The Clippers are accused of violating the federal Telephone Consumer Protection Act, or TCPA, which places restrictions on businesses sending unsolicited texts, calls and faxes – and has become a favorite of plaintiff’s attorneys. Statutory damages can add up quickly, at $500 or $1,500 per text or call. The number of TCPA lawsuits through September of this year jumped 70 percent from the same period a year ago, according to litigation data company WebRecon.

In June, Domino’s Pizza, accused of texting home delivery ads and promotional coupons to customers, settled a three-year-old case for nearly $10 million – only after the insurer of one of its franchise operators, which had denied coverage, reversed position and agreed to chip in. Papa John’s Pizza and Bank of America settled cases this year for $16 million and $32 million, respectively.


Costly text

Friedman claims he sent a text message at a game last year to post on the scoreboard, but soon began receiving texts that were spam advertisements or promotional offers.

Friedman filed his federal lawsuit in downtown Los Angeles in February, demanding up to $1,500 per text received. Named as defendants in addition to the Clippers were two mobile marketing firms for the team, Atlanta’s FanDrive Media – founded by Los Angeles Dodgers President Stan Kasten – and Chandler, Ariz.’s Mobivity Holdings Corp. Mobivity was later dropped from the case.

Friedman upped the ante in August by filing a motion to certify the case as a class-action complaint on behalf of all U.S. residents receiving unsolicited texts from the Clippers over four years – believed to number in the thousands, if not more. A hearing on the class-action certification has been scheduled for February.

Prior to changes in federal law in October, many companies took the position that voluntarily providing one’s mobile number amounted to consent for marketing messages. Companies that sent mass-marketing texts prior to October have reason to watch, said Dominique Shelton, an attorney at the downtown L.A. office of Alston & Bird specializing in intellectual property and privacy law.

“It will be interesting to see how the court interprets this new action,” she said.

The Clippers, like most large businesses, have several standard insurance policies meant to cover the costs of such litigation, and believed they were covered under a $5 million policy written by Federal Insurance Co. designed to indemnify wrongdoing of company directors and officers.

But within a month of the filing, Federal allegedly declined to pay for the claim, prompting the Clippers to file a lawsuit this month in Los Angeles Superior Court.

A spokesman for the Clippers declined to comment as did a spokesman at Federal.

Todd Friedman, attorney for Ari Friedman, also declined comment.
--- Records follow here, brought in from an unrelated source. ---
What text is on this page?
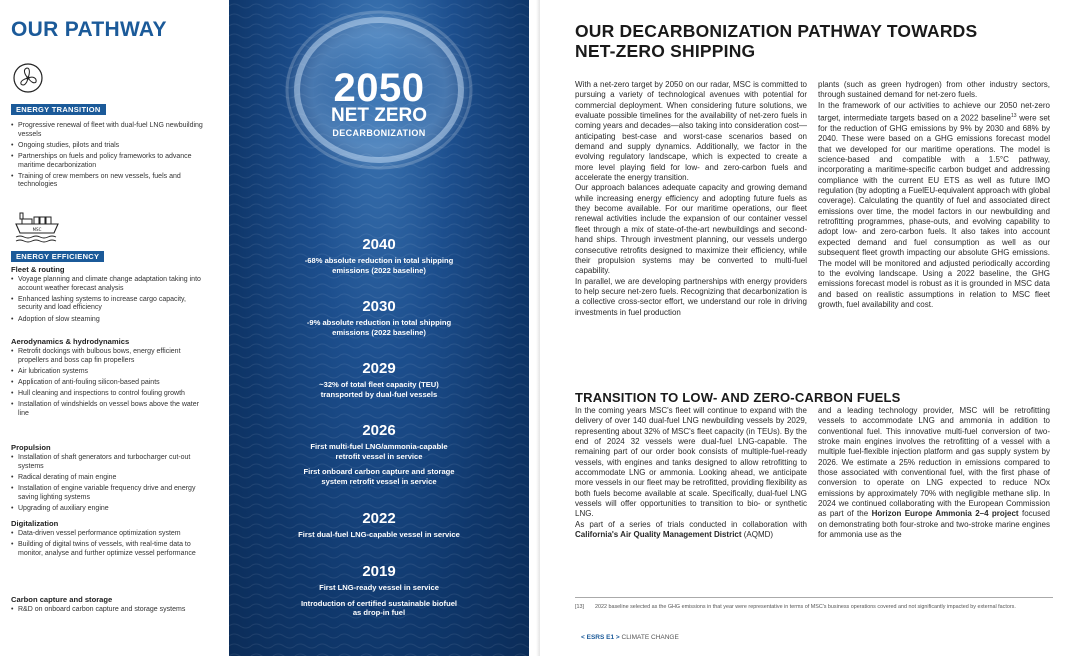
OUR PATHWAY
ENERGY TRANSITION
• Progressive renewal of fleet with dual-fuel LNG newbuilding vessels
• Ongoing studies, pilots and trials
• Partnerships on fuels and policy frameworks to advance maritime decarbonization
• Training of crew members on new vessels, fuels and technologies
MSC
ENERGY EFFICIENCY
Fleet & routing
• Voyage planning and climate change adaptation taking into account weather forecast analysis
• Enhanced lashing systems to increase cargo capacity, security and load efficiency
• Adoption of slow steaming
Aerodynamics & hydrodynamics
• Retrofit dockings with bulbous bows, energy efficient propellers and boss cap fin propellers
• Air lubrication systems
• Application of anti-fouling silicon-based paints
• Hull cleaning and inspections to control fouling growth
• Installation of windshields on vessel bows above the water line
Propulsion
• Installation of shaft generators and turbocharger cut-out systems
• Radical derating of main engine
• Installation of engine variable frequency drive and energy saving lighting systems
• Upgrading of auxiliary engine
Digitalization
• Data-driven vessel performance optimization system
• Building of digital twins of vessels, with real-time data to monitor, analyse and further optimize vessel performance
Carbon capture and storage
• R&D on onboard carbon capture and storage systems
2050
NET ZERO
DECARBONIZATION
2040
-68% absolute reduction in total shipping
emissions (2022 baseline)
2030
-9% absolute reduction in total shipping
emissions (2022 baseline)
2029
~32% of total fleet capacity (TEU)
transported by dual-fuel vessels
2026
First multi-fuel LNG/ammonia-capable
retrofit vessel in service
First onboard carbon capture and storage
system retrofit vessel in service
2022
First dual-fuel LNG-capable vessel in service
2019
First LNG-ready vessel in service
Introduction of certified sustainable biofuel
as drop-in fuel
OUR DECARBONIZATION PATHWAY TOWARDS
NET-ZERO SHIPPING

With a net-zero target by 2050 on our radar, MSC is committed to pursuing a variety of technological avenues with potential for commercial deployment. When considering future solutions, we evaluate possible timelines for the availability of net-zero fuels in coming years and decades—also taking into consideration cost—anticipating best-case and worst-case scenarios based on demand and supply dynamics. Additionally, we factor in the evolving regulatory landscape, which is expected to create a more level playing field for low- and zero-carbon fuels and accelerate the energy transition.

Our approach balances adequate capacity and growing demand while increasing energy efficiency and adopting future fuels as they become available. For our maritime operations, our fleet renewal activities include the expansion of our container vessel fleet through a mix of state-of-the-art newbuildings and second-hand ships. Through investment planning, our vessels undergo consecutive retrofits designed to maximize their efficiency, while their propulsion systems may be converted to multi-fuel capability.

In parallel, we are developing partnerships with energy providers to help secure net-zero fuels. Recognizing that decarbonization is a collective cross-sector effort, we understand our role in driving investments in fuel production

plants (such as green hydrogen) from other industry sectors, through sustained demand for net-zero fuels.

In the framework of our activities to achieve our 2050 net-zero target, intermediate targets based on a 2022 baseline$^{13}$ were set for the reduction of GHG emissions by 9% by 2030 and 68% by 2040. These were based on a GHG emissions forecast model that we developed for our maritime operations. The model is science-based and compatible with a 1.5°C pathway, incorporating a maritime-specific carbon budget and addressing compliance with the current EU ETS as well as future IMO regulation (by adopting a FuelEU-equivalent approach with global coverage). Calculating the quantity of fuel and associated direct emissions over time, the model factors in our newbuilding and retrofitting programmes, phase-outs, and evolving capability to adopt low- and zero-carbon fuels. It also takes into account expected demand and fuel consumption as well as our subsequent fleet growth impacting our absolute GHG emissions. The model will be monitored and adjusted periodically according to the evolving landscape. Using a 2022 baseline, the GHG emissions forecast model is robust as it is grounded in MSC data and based on realistic assumptions in relation to MSC fleet growth, fuel availability and cost.

TRANSITION TO LOW- AND ZERO-CARBON FUELS

In the coming years MSC's fleet will continue to expand with the delivery of over 140 dual-fuel LNG newbuilding vessels by 2029, representing about 32% of MSC's fleet capacity (in TEUs). By the end of 2024 32 vessels were dual-fuel LNG-capable. The remaining part of our order book consists of multiple-fuel-ready vessels, with engines and tanks designed to allow retrofitting to accommodate LNG or ammonia. Looking ahead, we anticipate more vessels in our fleet may be retrofitted, providing flexibility as both fuels become available at scale. Specifically, dual-fuel LNG vessels will offer opportunities to transition to bio- or synthetic LNG.

As part of a series of trials conducted in collaboration with California's Air Quality Management District (AQMD)

and a leading technology provider, MSC will be retrofitting vessels to accommodate LNG and ammonia in addition to conventional fuel. This innovative multi-fuel conversion of two-stroke main engines involves the retrofitting of a vessel with a multiple fuel-flexible injection platform and gas supply system by 2026. We estimate a 25% reduction in emissions compared to those associated with conventional fuel, with the first phase of conversion to operate on LNG expected to reduce NOx emissions by approximately 70% with negligible methane slip. In 2024 we continued collaborating with the European Commission as part of the Horizon Europe Ammonia 2–4 project focused on demonstrating both four-stroke and two-stroke marine engines for ammonia use as the

[13] 2022 baseline selected as the GHG emissions in that year were representative in terms of MSC's business operations covered and not significantly impacted by external factors.
< ESRS E1 > CLIMATE CHANGE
It could not be determined whether he is related to his client.

Kornfeld, who represents corporate insurance policyholders, said that many insurers are flat-out refusing to pay for the rising tide of claims from unsolicited texts and calls.

Who has to pay for these rising costs is still a murky area. In some cases, businesses have successfully been able to argue they are covered under a common form of insurance known as general liability insurance. Very few policyholders have argued the claims are covered under the type of policy the Clippers are citing, Kornfeld said.

The increasing number of lawsuits is causing a change in the insurance market generally, she added. More insurance providers are writing in exclusions to these kinds of cases, and as they balloon, some are now selling coverage specifically for invasion-of-privacy claims.

But as far as the insurance piece of the Clippers’ legal fight is concerned, insurance attorney Howard Shernoff said there is a good chance the basketball team will prevail against its insurer or settle on favorable terms. “I’d be shocked if this case didn’t settle and pretty quickly,” he said. “You have things that are there to protect California policyholders, including corporate policyholders like the Clippers.”